The performance of the proposed method seems to be in agreement with the findings of [32], where a g-mean equal to 0.7 is anticipated for large datasets. However more research is needed before a conclusion can be reached on the limitations of an approach based solely on FHR processing and pH based class formation. Moreover, Fig. 5 clearly shows quite an overlap between the two classes indicating that a perfect classification, in the current setting, may be impossible. Therefore new features, including also information coming from the UC signal [71], and/or better algorithms for classification are needed. This work can therefore act as a benchmark for the evaluation of new features and algorithms, since it only requires the extraction of three features and the use of a computational method, the training of which can be done really fast.

5 Conclusion

In this work a method for the evaluation of FHR is proposed and tested using the open access CTU-UHB CTG database with promising results.
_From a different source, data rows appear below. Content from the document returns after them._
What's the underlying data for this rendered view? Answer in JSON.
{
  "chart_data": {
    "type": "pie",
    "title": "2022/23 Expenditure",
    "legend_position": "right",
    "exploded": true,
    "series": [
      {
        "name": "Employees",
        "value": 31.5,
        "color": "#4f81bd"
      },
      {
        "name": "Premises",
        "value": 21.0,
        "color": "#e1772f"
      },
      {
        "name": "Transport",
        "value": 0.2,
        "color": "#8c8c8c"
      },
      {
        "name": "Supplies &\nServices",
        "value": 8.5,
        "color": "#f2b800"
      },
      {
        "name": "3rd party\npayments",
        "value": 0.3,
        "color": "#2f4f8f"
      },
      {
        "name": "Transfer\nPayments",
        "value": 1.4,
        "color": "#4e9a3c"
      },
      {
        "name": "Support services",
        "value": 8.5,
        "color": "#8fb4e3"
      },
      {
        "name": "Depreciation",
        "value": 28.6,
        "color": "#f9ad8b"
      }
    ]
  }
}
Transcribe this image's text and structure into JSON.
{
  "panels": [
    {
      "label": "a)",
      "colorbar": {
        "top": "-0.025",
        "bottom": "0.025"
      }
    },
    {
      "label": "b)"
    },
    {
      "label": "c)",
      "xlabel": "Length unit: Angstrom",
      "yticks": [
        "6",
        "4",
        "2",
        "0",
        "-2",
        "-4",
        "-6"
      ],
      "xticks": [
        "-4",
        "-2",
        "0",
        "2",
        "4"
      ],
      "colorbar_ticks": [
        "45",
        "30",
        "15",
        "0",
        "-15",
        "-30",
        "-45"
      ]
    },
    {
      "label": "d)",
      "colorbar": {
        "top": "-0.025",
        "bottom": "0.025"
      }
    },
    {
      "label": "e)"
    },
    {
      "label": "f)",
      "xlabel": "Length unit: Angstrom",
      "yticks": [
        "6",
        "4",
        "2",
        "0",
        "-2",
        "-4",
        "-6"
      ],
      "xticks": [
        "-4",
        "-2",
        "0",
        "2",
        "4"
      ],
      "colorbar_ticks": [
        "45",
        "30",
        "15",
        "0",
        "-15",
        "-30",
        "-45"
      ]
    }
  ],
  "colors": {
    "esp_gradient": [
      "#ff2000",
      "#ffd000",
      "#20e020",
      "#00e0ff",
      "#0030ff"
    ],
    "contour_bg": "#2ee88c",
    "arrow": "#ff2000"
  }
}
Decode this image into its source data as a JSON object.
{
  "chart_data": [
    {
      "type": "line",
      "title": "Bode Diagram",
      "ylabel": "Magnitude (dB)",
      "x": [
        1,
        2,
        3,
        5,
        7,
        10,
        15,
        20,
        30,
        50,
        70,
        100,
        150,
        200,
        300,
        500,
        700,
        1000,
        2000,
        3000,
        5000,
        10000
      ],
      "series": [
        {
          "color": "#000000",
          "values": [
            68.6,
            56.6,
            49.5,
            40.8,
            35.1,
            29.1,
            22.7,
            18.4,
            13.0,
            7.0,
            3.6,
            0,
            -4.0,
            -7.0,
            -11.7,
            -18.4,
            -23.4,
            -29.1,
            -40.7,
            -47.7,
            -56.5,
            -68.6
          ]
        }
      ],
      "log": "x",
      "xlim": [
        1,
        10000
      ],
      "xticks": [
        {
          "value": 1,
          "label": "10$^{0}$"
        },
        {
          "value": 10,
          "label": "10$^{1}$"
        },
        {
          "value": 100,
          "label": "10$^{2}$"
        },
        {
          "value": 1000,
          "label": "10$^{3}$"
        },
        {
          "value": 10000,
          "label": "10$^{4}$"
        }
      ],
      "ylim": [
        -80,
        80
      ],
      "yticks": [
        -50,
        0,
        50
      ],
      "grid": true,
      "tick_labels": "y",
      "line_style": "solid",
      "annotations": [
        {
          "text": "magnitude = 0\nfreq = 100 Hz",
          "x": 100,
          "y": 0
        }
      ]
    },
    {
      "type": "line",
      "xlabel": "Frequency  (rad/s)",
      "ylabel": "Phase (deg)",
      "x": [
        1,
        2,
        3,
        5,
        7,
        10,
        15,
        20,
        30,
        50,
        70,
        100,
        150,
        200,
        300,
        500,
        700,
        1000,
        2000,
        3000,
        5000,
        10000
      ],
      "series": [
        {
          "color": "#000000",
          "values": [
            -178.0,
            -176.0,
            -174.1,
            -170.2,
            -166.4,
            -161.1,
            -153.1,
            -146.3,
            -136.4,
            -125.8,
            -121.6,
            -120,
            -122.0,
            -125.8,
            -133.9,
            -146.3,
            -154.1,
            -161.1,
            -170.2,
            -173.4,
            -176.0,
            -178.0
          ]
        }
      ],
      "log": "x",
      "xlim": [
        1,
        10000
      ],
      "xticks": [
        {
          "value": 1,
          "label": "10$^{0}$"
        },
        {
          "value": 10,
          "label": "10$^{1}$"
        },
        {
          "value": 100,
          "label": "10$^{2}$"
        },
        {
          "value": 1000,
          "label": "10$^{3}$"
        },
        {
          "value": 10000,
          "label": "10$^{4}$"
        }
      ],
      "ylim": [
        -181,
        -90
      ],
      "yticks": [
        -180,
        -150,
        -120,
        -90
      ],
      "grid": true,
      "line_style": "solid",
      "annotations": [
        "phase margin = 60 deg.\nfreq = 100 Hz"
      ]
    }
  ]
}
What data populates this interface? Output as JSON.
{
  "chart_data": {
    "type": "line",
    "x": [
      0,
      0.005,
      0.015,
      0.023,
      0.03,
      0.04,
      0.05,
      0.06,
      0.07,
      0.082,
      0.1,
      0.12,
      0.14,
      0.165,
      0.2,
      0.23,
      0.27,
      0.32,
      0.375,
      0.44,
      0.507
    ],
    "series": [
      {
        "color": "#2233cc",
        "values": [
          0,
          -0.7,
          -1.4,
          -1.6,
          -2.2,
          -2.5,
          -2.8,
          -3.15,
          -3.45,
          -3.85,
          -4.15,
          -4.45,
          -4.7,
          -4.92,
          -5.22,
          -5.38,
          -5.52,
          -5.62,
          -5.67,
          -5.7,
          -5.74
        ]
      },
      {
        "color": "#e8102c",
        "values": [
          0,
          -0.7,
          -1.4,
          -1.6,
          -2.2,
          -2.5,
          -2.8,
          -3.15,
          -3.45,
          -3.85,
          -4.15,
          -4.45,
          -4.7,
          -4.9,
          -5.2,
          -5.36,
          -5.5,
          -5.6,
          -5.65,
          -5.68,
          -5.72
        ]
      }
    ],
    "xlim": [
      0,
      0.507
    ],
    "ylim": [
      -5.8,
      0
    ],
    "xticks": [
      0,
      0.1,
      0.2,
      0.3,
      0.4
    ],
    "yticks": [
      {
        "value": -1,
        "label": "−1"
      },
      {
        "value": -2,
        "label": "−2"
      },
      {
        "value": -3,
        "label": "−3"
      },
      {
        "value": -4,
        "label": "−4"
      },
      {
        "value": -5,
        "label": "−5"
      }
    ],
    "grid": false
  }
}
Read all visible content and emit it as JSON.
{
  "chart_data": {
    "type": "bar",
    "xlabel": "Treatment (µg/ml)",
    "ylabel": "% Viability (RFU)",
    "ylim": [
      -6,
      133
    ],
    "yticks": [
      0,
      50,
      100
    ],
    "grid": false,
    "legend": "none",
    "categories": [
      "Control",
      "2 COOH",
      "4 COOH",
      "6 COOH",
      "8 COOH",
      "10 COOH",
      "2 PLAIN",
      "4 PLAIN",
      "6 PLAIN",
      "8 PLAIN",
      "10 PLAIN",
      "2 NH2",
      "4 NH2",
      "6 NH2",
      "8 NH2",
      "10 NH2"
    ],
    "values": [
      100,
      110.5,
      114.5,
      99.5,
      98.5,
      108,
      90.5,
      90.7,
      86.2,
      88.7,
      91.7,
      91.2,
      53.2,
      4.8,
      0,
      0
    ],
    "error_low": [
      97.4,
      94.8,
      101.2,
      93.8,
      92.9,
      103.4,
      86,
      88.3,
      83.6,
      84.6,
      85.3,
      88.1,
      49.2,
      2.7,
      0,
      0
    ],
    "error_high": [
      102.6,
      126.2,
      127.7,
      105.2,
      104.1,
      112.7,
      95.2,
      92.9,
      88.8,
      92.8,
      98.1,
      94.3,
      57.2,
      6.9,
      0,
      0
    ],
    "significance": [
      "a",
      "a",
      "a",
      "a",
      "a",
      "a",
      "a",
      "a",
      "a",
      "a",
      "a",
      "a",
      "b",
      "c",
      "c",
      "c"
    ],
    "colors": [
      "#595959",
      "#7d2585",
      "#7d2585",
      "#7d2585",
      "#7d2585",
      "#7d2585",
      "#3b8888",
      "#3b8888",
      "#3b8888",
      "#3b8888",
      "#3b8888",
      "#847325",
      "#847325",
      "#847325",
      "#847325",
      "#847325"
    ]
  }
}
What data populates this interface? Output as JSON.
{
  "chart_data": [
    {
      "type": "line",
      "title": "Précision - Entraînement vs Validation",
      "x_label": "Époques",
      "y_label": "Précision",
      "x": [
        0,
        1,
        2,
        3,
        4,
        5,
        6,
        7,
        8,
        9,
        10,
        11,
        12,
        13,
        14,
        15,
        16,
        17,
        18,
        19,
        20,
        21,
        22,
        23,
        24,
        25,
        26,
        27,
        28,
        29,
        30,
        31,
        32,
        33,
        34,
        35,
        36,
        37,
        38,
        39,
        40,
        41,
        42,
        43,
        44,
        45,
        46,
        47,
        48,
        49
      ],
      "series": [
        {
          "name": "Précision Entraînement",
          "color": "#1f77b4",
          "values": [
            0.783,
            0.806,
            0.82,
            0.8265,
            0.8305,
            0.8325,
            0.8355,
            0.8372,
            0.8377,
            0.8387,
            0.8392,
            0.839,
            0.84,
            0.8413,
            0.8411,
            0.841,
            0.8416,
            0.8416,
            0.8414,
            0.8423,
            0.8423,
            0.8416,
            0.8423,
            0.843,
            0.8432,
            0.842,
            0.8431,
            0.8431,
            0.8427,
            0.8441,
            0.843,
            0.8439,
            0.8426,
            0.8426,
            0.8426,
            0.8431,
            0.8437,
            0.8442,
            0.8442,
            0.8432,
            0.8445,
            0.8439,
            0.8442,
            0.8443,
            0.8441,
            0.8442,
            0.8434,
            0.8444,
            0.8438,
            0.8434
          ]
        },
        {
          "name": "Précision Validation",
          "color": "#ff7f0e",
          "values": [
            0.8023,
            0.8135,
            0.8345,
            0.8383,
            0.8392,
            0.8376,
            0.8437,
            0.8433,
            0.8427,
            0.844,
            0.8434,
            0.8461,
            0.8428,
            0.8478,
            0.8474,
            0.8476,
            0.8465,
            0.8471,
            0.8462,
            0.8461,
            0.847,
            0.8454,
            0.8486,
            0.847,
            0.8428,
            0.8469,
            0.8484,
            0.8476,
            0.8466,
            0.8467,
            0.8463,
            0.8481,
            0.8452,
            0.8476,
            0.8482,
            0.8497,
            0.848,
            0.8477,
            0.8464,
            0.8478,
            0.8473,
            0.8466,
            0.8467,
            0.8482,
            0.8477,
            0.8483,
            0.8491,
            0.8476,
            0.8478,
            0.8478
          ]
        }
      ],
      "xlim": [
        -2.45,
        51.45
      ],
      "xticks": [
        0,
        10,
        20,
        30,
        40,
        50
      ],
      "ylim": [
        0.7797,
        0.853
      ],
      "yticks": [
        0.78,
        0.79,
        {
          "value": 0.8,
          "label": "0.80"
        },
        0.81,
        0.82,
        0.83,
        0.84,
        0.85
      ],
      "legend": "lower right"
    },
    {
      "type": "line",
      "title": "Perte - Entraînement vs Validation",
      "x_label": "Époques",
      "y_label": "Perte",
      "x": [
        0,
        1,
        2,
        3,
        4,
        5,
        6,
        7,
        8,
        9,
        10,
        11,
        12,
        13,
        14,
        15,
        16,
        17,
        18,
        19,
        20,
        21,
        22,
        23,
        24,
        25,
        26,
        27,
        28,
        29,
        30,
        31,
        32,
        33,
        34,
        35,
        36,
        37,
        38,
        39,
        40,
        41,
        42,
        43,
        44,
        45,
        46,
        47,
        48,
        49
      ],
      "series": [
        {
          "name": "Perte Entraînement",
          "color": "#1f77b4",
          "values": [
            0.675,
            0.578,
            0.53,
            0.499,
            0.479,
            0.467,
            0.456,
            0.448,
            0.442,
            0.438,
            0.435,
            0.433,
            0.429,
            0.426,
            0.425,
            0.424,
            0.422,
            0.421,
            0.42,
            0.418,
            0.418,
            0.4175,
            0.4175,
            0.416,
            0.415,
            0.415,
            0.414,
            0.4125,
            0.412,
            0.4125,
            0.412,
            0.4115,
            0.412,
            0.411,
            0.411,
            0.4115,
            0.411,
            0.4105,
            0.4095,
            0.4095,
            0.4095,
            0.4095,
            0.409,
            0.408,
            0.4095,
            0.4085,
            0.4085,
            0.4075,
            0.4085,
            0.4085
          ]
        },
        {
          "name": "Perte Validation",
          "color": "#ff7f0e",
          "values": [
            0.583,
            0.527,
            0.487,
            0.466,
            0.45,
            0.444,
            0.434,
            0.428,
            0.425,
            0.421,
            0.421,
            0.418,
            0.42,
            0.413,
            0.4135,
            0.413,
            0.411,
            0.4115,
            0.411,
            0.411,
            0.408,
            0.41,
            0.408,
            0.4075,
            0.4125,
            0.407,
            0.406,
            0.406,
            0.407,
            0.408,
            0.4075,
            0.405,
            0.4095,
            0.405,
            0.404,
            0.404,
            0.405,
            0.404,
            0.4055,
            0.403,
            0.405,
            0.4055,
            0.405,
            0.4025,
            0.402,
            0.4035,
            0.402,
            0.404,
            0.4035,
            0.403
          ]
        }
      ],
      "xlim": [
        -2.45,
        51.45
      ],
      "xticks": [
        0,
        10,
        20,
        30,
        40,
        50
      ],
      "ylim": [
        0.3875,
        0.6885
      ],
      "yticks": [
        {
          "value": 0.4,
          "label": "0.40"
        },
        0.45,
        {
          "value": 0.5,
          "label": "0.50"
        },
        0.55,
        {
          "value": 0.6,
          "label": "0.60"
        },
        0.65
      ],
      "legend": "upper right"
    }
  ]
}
For the specific setting, a minimal set of three input features seems to produce the best results in terms of performance measure developed for imbalanced data sets. These results are comparable to those achieved by other methods presented in the literature, and outperform a simpler classification scheme, which is used as a “base” measure to validate the use of advanced data processing techniques. However the lack of standardization makes it impossible to have a more formal comparison. The proposed approach, being the most complete experimental study so far, could be used as a benchmark for future studies involving the CTU-UHB CTG open access database.

The results also seem to confirm the findings of [32] that reported difficulties in obtaining high classification performance using FHR recordings and pH based classes on large datasets. Therefore, either other source of information should be seek, such as the inclusion of the Maternal Heart Rate (MHR) [72], ST analysis [29], or other clinical information as part of the feature set, and/or alternative labeling process should be considered, keeping also in mind that it is not natural to have a simple separating line (pH based) between the normal and abnormal (pathological) FHR groups. Toward the latter, a model for aggregating experts’ opinion has been recently proposed based on the Latent Class Analysis (LCA) [73,74,75]. In future work we plan to investigate a hybridization of both approaches in hope of developing more reliable decision support tools for the interpretation of CTG recordings.